Conclusion: the Ozzie recession* continues.


^ Note on composite indices.

Since time series are subject to random month-to-month and quarter-to-quarter fluctuations, interpreting the data can be tricky. You can reduce this random variability by adding two or more statistically independent series together.  This will reduce the error term without affecting the underlying trend.  Or you can fit a moving average to the data, which also reduces the error term, as each month's "error" is statistically independent of the previous month's.  I tend to do both.  So, this composite index of 5 different time series, 3 of which have been smoothed before inclusion, should give us a much more reliable indicator of the economy than any single component.

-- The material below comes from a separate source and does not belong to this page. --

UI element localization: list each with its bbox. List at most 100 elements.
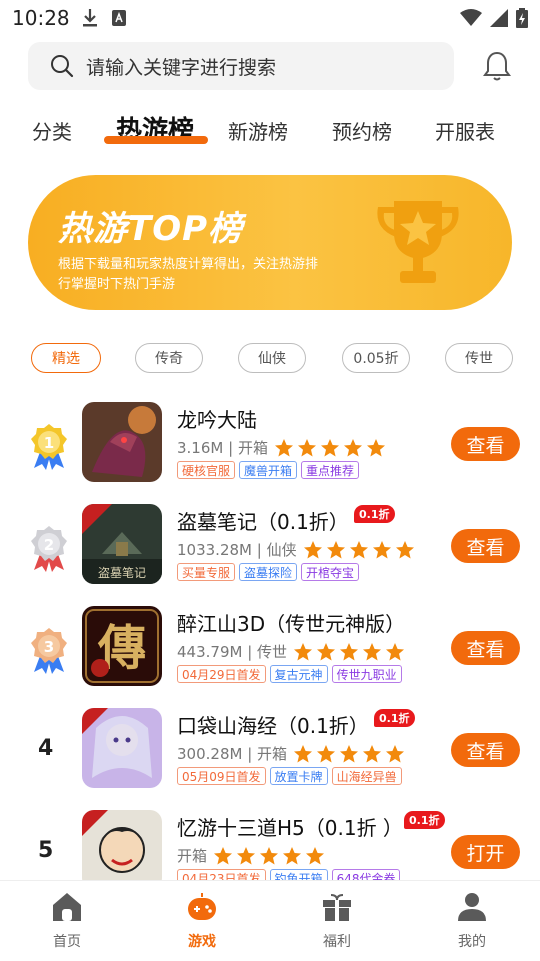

* Note on the definition of a recession.

The conventional definition (in the media, anyway) is two quarters of consecutive negative GDP growth.   A moment's thought shows that this is not a useful definition.  Just one example—suppose GDP falls by 5% in Q1, rises by 0.1% in Q2 and falls again by 5% in Q3.  It is crystal clear that there has been a recession from Q1 to Q3.  The conventional definition would deny that a recession has taken place.  

Also, should you use GDP or GDP per capita?  If you have rapid population growth, as Australia has had over the last five years because of very high immigration, GDP per capita has on occasion fallen when total GDP has risen.  To most people that will "feel like" a recession, though one might argue that it isn't.

You could use smoothed GDP, by for example fitting a moving average to the data, and then seeing whether the moving average has declined.  Or, as I tend to, you could examine 30 or 50 or 100 series and see how many are falling or rising.  If more than half are falling, it's a recession.  That is what my diffusion indices attempt to estimate.

I haven't updated my Oz coinciding index or diffusion indices—I need to update my data banks, and the way I feel right now, that's all too tedious—but I'm quite certain Australia is in a recession.  However, I'll update my data shortly, and then confirm the exact month I think it started.